Sunday, November 29, 2015

Graphing Madness, Courtesy of the St. Louis Fed

I stumbled on a cool graphing app on the St Louis Fed web site. You can graph several economic indicators on the same graph, and you can vary assumptions. The underpinnings are federal data, which is primary and high quality. The link above goes to a graph of Department Store Retail sales over the past 23 years. Here's a screen shot:

From: https://research.stlouisfed.org/fred2/graph/?g=2J4I

Looks like Department Stores peaked out in 2001 with $20B in sales, and today department stores can expect around $14B in sales. This is about 30% lower than 2001. Definitely significant.

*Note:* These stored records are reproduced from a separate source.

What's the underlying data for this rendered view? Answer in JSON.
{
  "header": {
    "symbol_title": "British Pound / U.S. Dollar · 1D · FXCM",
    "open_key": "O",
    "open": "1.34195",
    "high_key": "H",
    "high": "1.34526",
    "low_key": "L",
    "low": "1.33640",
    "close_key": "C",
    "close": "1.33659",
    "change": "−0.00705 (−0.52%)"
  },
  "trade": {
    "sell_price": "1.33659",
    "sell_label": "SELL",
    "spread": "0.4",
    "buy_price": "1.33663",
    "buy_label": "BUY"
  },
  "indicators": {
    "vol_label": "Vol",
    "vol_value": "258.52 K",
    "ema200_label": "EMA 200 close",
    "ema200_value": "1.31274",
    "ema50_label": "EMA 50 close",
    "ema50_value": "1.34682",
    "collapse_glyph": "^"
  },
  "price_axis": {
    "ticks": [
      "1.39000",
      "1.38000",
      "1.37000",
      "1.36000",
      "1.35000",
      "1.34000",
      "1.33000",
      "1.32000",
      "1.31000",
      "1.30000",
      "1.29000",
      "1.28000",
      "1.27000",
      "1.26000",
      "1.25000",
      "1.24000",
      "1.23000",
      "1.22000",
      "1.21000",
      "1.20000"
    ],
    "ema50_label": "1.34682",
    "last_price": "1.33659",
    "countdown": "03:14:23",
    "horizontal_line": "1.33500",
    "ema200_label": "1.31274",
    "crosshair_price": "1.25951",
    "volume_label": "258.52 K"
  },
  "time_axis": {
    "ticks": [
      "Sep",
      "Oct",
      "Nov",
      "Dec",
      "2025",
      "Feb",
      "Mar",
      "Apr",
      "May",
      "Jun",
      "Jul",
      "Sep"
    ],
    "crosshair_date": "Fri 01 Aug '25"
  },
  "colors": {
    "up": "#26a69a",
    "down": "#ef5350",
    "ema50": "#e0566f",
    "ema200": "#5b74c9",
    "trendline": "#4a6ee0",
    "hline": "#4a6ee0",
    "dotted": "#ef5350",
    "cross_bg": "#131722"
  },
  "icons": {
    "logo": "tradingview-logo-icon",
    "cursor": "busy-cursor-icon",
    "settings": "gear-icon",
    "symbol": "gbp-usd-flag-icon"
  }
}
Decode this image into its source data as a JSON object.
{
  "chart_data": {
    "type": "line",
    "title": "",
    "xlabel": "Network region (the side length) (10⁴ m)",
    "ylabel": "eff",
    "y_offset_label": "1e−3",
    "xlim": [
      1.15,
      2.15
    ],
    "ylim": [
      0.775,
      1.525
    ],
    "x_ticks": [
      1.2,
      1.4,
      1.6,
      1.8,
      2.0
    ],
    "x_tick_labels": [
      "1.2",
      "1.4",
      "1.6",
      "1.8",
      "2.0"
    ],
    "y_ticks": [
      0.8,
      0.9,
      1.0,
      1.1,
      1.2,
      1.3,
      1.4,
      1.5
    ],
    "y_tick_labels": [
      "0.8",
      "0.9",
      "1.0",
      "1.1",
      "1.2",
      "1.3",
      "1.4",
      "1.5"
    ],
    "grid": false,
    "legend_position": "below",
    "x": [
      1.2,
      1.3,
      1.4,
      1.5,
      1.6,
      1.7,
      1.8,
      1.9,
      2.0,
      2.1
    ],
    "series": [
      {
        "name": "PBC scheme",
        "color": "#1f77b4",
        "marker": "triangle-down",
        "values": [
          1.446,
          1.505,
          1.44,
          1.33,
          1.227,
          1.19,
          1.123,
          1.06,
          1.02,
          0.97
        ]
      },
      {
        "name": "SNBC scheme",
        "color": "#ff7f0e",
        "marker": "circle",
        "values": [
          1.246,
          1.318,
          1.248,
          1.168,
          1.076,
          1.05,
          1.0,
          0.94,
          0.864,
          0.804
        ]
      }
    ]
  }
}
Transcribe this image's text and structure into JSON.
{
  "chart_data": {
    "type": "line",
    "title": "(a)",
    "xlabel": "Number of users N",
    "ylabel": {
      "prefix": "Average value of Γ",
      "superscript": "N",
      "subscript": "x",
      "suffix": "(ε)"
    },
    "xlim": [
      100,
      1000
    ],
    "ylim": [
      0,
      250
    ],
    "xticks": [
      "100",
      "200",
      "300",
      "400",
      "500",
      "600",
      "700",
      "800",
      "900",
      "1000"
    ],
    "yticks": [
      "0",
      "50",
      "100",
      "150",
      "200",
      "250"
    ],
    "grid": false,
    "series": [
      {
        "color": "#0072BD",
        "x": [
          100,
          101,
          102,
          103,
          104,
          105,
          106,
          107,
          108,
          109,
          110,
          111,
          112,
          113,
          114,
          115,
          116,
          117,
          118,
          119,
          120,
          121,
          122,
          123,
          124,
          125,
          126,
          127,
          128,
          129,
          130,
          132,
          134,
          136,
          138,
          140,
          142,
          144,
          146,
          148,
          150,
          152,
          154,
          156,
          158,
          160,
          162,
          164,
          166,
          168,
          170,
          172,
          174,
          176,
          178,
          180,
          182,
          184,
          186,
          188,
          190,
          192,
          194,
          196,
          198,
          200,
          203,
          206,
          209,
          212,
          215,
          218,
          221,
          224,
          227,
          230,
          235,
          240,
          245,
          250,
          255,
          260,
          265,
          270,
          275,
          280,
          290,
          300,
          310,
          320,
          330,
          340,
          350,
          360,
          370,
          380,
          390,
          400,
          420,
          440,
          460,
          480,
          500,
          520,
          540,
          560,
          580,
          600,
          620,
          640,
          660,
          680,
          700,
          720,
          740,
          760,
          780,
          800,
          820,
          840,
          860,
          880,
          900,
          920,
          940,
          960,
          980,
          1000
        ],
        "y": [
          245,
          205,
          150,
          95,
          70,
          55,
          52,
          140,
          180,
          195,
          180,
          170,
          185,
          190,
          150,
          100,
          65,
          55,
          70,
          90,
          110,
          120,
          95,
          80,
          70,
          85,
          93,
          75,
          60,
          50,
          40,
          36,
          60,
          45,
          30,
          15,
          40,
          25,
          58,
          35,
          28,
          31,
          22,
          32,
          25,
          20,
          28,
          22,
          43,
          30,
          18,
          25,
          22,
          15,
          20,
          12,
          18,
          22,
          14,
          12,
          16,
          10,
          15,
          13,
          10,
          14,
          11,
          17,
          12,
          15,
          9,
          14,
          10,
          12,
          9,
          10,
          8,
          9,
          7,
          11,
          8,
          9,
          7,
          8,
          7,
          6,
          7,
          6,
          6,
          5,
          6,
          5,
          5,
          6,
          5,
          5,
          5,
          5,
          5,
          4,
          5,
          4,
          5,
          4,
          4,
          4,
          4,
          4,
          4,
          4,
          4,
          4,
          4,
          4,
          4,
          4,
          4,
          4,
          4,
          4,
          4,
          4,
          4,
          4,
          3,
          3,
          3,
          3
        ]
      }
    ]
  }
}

You can also compare Department Store Sales to online retail sales by simply clicking on the add data series button.

From: https://research.stlouisfed.org/fred2/graph/?g=2J4I

This graph indicates Department Stores' sales have leveled off, and the diminishing amount of sales (30%) is insignificant compared to the amount online retail grew. I would not say Department Stores are suffering due to online retail at all, but are likely showing the results of changed shopping habits. All of the department stores are smart, and using the web to their advantage. Nonetheless, the scale of the new graph makes $6B in diminished sales look flat because online sales went from $5B to $87B, or more than 4 times the peak of Department Store Sales. Graphs and statistics, if not used responsibly, can lead to erroneous conclusions.

Go on the site, and experiment with some graphs. They show trends, but are not a crystal ball where a person can read future events. The use of this data is a good guide to investing. I love to geek out and see examples of trends I have suspicions may exist, or proof I am wrong!